Zusammenfassung der Entscheidung:
a) Wer will was von wem woraus? Ein Makler verlangt von seinem Kunden (z. B. dem Käufer einer Immobilie) die Zahlung einer Maklerprovision aus einem Maklervertrag. Der Kunde wehrt sich und verlangt stattdessen die Vorlage des Maklervertrags, den der Makler mit der anderen Partei (z. B. dem Verkäufer) geschlossen hat, um die Berechtigung der Provision zu prüfen. Der Anspruch auf Vorlage stützt sich auf § 810 BGB (Einsichtnahme in Urkunden).
b) Was hat das Gericht entschieden? Der BGH bestätigt, dass der Makler bei einer Doppeltätigkeit (Tätigkeit für beide Parteien) nach § 656c BGB gegenüber jedem Kunden auskunftspflichtig ist – insbesondere über die Höhe der mit der anderen Partei vereinbarten Provision. Der Kunde kann gemäß § 810 BGB die Vorlage des anderen Maklervertrags verlangen. Wird dieser Vorlageanspruch als Einrede gegen die Provisionsklage geltend gemacht, führt dies nicht zu einer Verurteilung des Kunden zur Zahlung „Zug um Zug“ (§ 274 BGB), sondern zur Abweisung der Klage. Der Grund: Der Vorlageanspruch dient der Überprüfung des Provisionsanspruchs und ist damit untrennbar mit diesem verbunden.

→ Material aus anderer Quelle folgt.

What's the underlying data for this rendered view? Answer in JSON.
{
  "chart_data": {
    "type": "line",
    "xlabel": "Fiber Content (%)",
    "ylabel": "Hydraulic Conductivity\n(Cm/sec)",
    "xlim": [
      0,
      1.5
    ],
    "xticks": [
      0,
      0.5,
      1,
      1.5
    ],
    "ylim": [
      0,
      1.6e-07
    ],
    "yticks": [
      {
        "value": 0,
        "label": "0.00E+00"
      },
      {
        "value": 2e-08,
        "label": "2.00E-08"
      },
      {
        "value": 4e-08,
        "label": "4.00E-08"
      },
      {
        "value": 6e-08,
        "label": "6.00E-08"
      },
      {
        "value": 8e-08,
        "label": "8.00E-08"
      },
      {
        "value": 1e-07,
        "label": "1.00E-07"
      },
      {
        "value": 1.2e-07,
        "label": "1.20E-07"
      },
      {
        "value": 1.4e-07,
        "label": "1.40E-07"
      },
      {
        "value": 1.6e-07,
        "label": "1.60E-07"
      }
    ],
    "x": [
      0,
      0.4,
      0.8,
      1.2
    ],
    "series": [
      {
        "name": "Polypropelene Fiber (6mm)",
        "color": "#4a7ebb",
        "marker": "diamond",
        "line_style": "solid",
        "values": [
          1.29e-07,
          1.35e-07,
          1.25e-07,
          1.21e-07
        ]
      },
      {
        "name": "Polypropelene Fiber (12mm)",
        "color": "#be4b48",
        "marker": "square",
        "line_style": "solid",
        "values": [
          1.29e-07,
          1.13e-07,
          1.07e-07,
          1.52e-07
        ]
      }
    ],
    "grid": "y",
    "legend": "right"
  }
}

c) Begründung des Gerichts:
- § 656c BGB erlaubt es Maklern, mit beiden Parteien eines Hauptvertrags (z. B. Käufer und Verkäufer) je eine Hälfte der Gesamtprovision zu vereinbaren („sukzessive Doppelbeauftragung“).
- Aus Treu und Glauben (§ 242 BGB) folgt eine Auskunftspflicht des Maklers über alle Umstände, die für den Provisionsanspruch relevant sind – insbesondere die Vereinbarung mit der anderen Partei.
- Der Kunde hat ein Recht auf Vorlage des anderen Maklervertrags (§ 810 BGB), um die Berechtigung der Provision zu prüfen.
- Da der Vorlageanspruch direkt der Überprüfung des Provisionsanspruchs dient, ist eine Zug-um-Zug-Verurteilung (§ 274 BGB) nicht sachgerecht. Stattdessen wird die Klage abgewiesen, solange der Makler die Vorlage verweigert.